Unlock the Potential of AI in Spatial Omics

How the Model Works

The hospital's open-source AI tool, CelloType, is now accessible in a public repository for noncommercial use. Pediatric researchers developed this deep learning-enhanced biomedical imaging model to speed up the identification and classification of cells in tissue images. It has been tested across a wide range of complex diseases such as cancer and chronic kidney disease.

CelloType is programmed to enhance accuracy in cell detection, segmentation, and classification. It is highly efficient in handling large-scale tasks like natural language processing and image analysis. While it requires training for segmentation and classification tasks, it learns patterns and makes predictions or classifications faster than previous approaches.

Comparing with Other Models

The researchers compared CelloType's performance against models that segment multiplexed tissue images, including Mesmer and Cellpose2. In their report published in Nature Methods, they detailed the results of this National Institutes of Cancer-funded research. "Unlike the traditional two-stage approach of segmentation followed by classification, CelloType adopts a multitask learning strategy that integrates these tasks, simultaneously enhancing the performance of both," they stated.

Conventional segmentation methods face challenges with certain cell types that are either large or of irregular shape. CelloType, which utilizes transformer-based deep learning and automates the analysis of high-dimensional data, better captures the complex relationships and context in tissue samples.

The Larger Trend in Spatial Omics

There is a growing need in the field of spatial omics for more sophisticated computational tools for data analysis. Recent advancements have enabled the analysis of intact tissues at the cellular level, providing unparalleled insights into the link between cellular architecture and the functionality of various tissues and organs.

Using AI to improve the understanding of biomedical images is not only beneficial for clinicians in treating patients but also enhances patient access to advanced imaging. It even has the potential to predict diseases like cancer. As a result, health systems are increasingly embracing AI imaging tools.

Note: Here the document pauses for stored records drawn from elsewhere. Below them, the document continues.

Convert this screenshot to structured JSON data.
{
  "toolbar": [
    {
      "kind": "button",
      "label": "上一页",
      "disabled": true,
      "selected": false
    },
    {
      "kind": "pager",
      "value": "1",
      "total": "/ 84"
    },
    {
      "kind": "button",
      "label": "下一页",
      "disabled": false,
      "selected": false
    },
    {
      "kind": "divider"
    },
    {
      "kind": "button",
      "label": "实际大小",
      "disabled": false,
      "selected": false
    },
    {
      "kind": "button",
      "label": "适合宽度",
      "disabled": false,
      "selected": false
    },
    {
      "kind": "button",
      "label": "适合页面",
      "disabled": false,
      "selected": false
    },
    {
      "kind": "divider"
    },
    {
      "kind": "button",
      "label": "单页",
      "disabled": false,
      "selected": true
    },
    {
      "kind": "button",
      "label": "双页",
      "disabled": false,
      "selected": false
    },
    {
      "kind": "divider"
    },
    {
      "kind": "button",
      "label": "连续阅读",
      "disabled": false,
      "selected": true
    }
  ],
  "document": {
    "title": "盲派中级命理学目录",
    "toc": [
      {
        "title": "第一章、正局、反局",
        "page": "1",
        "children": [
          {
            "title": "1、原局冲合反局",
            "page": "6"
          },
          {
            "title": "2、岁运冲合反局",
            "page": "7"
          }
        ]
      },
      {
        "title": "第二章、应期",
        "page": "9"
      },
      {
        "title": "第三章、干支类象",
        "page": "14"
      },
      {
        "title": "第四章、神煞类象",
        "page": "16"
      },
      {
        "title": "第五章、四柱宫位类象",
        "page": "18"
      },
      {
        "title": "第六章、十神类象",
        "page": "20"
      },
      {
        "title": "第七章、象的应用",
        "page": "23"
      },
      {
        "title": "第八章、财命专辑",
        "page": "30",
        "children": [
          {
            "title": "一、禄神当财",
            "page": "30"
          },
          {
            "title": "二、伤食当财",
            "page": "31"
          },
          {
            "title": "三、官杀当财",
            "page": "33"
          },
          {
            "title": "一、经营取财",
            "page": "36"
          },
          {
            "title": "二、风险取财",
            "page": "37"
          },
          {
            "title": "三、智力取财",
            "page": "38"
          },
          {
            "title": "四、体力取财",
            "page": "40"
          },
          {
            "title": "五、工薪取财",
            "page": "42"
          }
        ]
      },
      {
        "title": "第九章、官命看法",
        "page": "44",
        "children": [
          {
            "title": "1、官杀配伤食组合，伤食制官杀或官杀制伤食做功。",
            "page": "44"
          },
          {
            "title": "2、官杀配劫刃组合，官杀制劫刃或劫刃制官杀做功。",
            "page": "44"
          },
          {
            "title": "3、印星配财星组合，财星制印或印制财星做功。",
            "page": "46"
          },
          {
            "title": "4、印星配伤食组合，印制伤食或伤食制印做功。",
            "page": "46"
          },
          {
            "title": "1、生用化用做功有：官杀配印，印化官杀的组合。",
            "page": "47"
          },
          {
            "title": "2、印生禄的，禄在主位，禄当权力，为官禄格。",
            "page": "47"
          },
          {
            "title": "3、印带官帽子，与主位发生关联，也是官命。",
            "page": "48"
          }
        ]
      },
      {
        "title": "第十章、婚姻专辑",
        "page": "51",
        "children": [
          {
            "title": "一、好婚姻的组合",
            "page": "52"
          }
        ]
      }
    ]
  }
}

For example, in Norway and Denmark, researchers are using mammography images in national breast cancer-screening programs to predict diagnoses. Stamford Health's Heart & Vascular Institute announced in October that its patients will automatically receive coronary artery disease screening during non-contrast chest CT scans when their future risk indicators are elevated. "This tool enhances our ability to detect early signs of cardiovascular disease and ensures that patients receive the follow-up care they need to prevent serious health outcomes," said Dr. David Hsi, chief of cardiology and the institute's co-director.

The Impact on Healthcare

One chief medical officer and pediatrics professor believes that with the help of AI and machine learning, healthcare providers can make a significant difference in treating patients with complex diseases. "Personalized genetic and epigenetic information can help tailor many medications to specific patients and diseases. All of these omics involve huge amounts of data that information technology can now analyze in exquisite detail and assess functionally through artificial intelligence and machine learning-derived algorithms," Dr. William Hay Jr., chief medical officer at Astarte Medical, told Healthcare IT News last year.

As Tan said in a statement, "We are just beginning to unlock the potential of this technology." The future holds great promise as this AI model continues to revolutionize spatial omics data analysis and its applications in healthcare.